それがどうして今になって導入が決定したのか。2007年の第一次安倍内閣の際に、年金納入記録や個人情報などの管理のあまりのずさんさが露呈したことがきっかけになっています。様々な情報管理を管轄ごとの個別番号で行っていたため、情報のずれが生まれ、それによって情報管理にミスが生まれたという構造でした。このような状況を今後起こさないためにも、日本も国民総背番号制を導入する運びとなったのです。
2.マイナンバ-制度のメリット
内閣官房が公式に発表している制度のメリットは以下の3つです。
①公平、公正な社会の実現
②国民の利便性の向上
③行政の効率化
①公平、公正な社会の実現
社会保障・社会福祉は元来「弱者」のために存在するものです。例えば未成年者や障害者、お年寄りなどを守るためにあります。しかし法律や制度というものには必ず「フリ-ライダ-」と呼ばれる「負担すべきを負担せず、利益だけを享受する存在」がつきものです。またそれだけでなく、意図的に自分の所得や税金をごまかし、得をしようとする脱法者も少なからず現れます。
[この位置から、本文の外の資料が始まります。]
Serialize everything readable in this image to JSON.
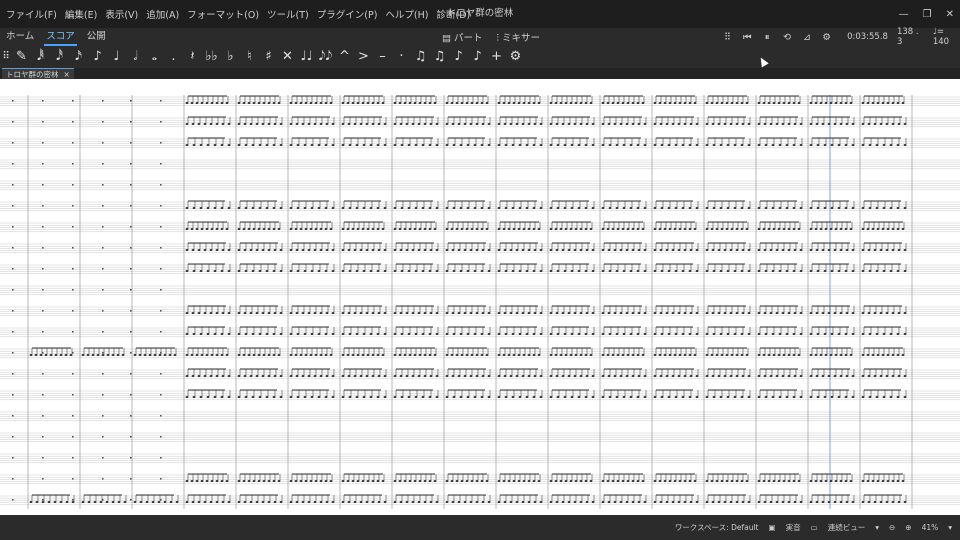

いまだかつてこれらの問題を完全に解決した制度は存在しませんが、だからといって放置しておけば、前述のような弱者を守ることは出来ません。フリ-ライダ-や脱法者の存在を明らかにするためこそ、情報の一元化を進める必要があるのです。
②国民の利便性の向上
現在の管轄ごとの情報管理では、年金事務所から書類が来たと思ったら、同じような内容の書類が他の機関から届いたりと、受け取る側からすればうんざりするような現状です。これを一元管理すれば、行政側はもちろん、国民側にも非常に手続きが楽になるのです。また、これまで別々に管理されている情報はその行政機関に行かなければわかりませんでしたが、一元管理が確立されれば原理的にどこの機関に行っても自分の情報を引き出せるという状況になります。この意味ではマイナンバ-制度により国民に対する行政サ-ビスの水準は上昇すると考えられます。
③行政の効率化
3つのメリットの中で、最も大きいものはこれではないでしょうか。前述したように国民のもとには同じような手続き書類が重複して届くことがあります。行政側では個別管理しているので「重複していないことになっている」のです。一元管理が確立され、重複した内容の書類が送付されなくなるということは、その書類の情報を確認する人間、作成する人間、作業をする人件費や印刷代なのどの費用、すべてを省くことができます。これによってもたらされるメリットは、2つ目の国民の利便性の向上よりも比べものにならないほど大きいものでしょう。